Une proposition de loi américaine pourrait transformer le téléchargement d’un modèle d’intelligence artificielle chinois en un crime passible de 20 ans de prison et d’une amende d’un million de dollars. Une initiative qui soulève autant d’inquiétudes que d’interrogations sur la liberté scientifique et l’avenir des technologies.
Cette proposition intervient dans un contexte où DeepSeek, une start-up chinoise, a bouleversé le marché avec son modèle de raisonnement R1, jugé aussi performant que ses homologues américains mais développé à moindre coût. Cette avancée a provoqué un véritable séisme dans la Silicon Valley, entraînant une chute des actions technologiques et alimentant les craintes sur la perte de domination des États-Unis dans le domaine de l’IA.
Une législation radicale contre l’IA chinoise
Le sénateur américain Josh Hawley a récemment introduit une proposition législative qui pourrait bouleverser le paysage technologique mondial. Intitulée « Decoupling America’s Artificial Intelligence Capabilities from China Act », cette loi viserait à interdire toute importation, exportation ou collaboration liée à l’intelligence artificielle (IA) avec la Chine.
Parmi les mesures les plus controversées, le simple téléchargement d’un modèle IA chinois, comme DeepSeek, pourrait entraîner des sanctions sévères : jusqu’à 20 ans de prison ou une amende atteignant un million de dollars pour les individus, et jusqu’à 100 millions pour les entreprises américaines reconnues coupables de violations similaires.
28 janvier 2025 à 08h29
Une menace pour la recherche et la liberté scientifique
Au-delà des sanctions financières et pénales, cette législation soulève des préoccupations majeures concernant la liberté scientifique. En effet, elle ne se limite pas à interdire le téléchargement ou l’utilisation des modèles IA chinois. Elle vise également à empêcher tout transfert de propriété intellectuelle ou collaboration entre chercheurs américains et chinois. Cela inclut la publication de recherches accessibles en ligne qui pourraient être téléchargées par des utilisateurs en Chine.
Des experts comme Kevin Bankston, conseiller principal en gouvernance de l’IA au Center for Democracy & Technology, dénoncent une attaque contre « l’idée même du dialogue scientifique » et mettent en garde contre les conséquences désastreuses pour les chercheurs et utilisateurs d’IA. Selon lui, cette loi pourrait étouffer l’innovation en créant un environnement hostile pour les scientifiques partageant leurs travaux publiquement.

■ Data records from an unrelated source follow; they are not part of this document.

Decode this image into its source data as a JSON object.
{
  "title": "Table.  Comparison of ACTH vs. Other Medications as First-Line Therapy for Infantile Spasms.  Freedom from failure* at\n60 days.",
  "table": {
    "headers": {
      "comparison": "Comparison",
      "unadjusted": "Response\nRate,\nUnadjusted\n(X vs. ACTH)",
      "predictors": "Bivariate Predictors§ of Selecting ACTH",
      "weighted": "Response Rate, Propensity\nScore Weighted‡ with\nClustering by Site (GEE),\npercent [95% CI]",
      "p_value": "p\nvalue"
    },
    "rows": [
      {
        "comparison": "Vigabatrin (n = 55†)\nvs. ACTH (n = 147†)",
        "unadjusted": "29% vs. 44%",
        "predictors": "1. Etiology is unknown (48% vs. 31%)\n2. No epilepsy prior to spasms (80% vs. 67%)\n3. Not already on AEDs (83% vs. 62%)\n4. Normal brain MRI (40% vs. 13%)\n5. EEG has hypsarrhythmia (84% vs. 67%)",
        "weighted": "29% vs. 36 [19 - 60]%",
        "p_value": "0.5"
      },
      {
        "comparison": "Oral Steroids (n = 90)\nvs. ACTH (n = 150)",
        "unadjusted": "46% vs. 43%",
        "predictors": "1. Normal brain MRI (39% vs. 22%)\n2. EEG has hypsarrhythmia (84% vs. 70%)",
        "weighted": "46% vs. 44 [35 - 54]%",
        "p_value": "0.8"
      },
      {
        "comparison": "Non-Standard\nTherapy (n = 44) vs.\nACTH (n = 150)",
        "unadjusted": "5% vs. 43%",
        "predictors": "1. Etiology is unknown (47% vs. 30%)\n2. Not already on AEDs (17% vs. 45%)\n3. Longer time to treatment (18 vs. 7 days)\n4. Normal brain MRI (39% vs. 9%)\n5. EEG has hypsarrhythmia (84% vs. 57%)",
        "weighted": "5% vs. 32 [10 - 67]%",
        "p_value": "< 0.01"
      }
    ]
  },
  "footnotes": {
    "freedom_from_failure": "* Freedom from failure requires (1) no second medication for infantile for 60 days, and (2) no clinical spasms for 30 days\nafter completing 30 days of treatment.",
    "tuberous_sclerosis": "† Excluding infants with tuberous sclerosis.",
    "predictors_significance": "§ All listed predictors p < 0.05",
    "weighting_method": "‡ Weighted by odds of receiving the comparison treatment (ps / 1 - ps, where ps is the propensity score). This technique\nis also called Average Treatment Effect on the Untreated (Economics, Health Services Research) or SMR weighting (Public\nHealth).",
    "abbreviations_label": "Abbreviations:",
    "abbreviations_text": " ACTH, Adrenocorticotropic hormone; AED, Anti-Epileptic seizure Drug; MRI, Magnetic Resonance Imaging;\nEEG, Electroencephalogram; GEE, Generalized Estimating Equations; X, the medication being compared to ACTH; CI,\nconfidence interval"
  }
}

La question de l’application pratique reste cependant floue. Comment distinguer un téléchargement volontaire d’un accidentel ? Et comment surveiller efficacement les millions d’utilisateurs qui pourraient utiliser ces modèles ? Ces zones d’ombre rendent la mise en œuvre de cette législation particulièrement complexe et suscitent des critiques quant à son réalisme.
Une réponse disproportionnée à une concurrence croissante
Cette initiative législative s’inscrit dans une stratégie plus large visant à contenir l’expansion technologique chinoise. Depuis 2022, les États-Unis ont déjà imposé des restrictions sur l’exportation de semi-conducteurs avancés vers la Chine. Cependant, DeepSeek a démontré que ces sanctions n’empêchent pas nécessairement l’innovation chinoise. En développant son modèle R1 avec des ressources limitées, la start-up a montré qu’elle pouvait rivaliser avec les géants américains comme OpenAI.
Pour certains analystes, cette proposition reflète davantage une panique face à une perte perçue de leadership technologique qu’une réponse réfléchie aux enjeux stratégiques. Si elle venait à être adoptée, elle pourrait non seulement nuire aux relations internationales mais aussi freiner l’avancement global des technologies IA en limitant les échanges scientifiques essentiels.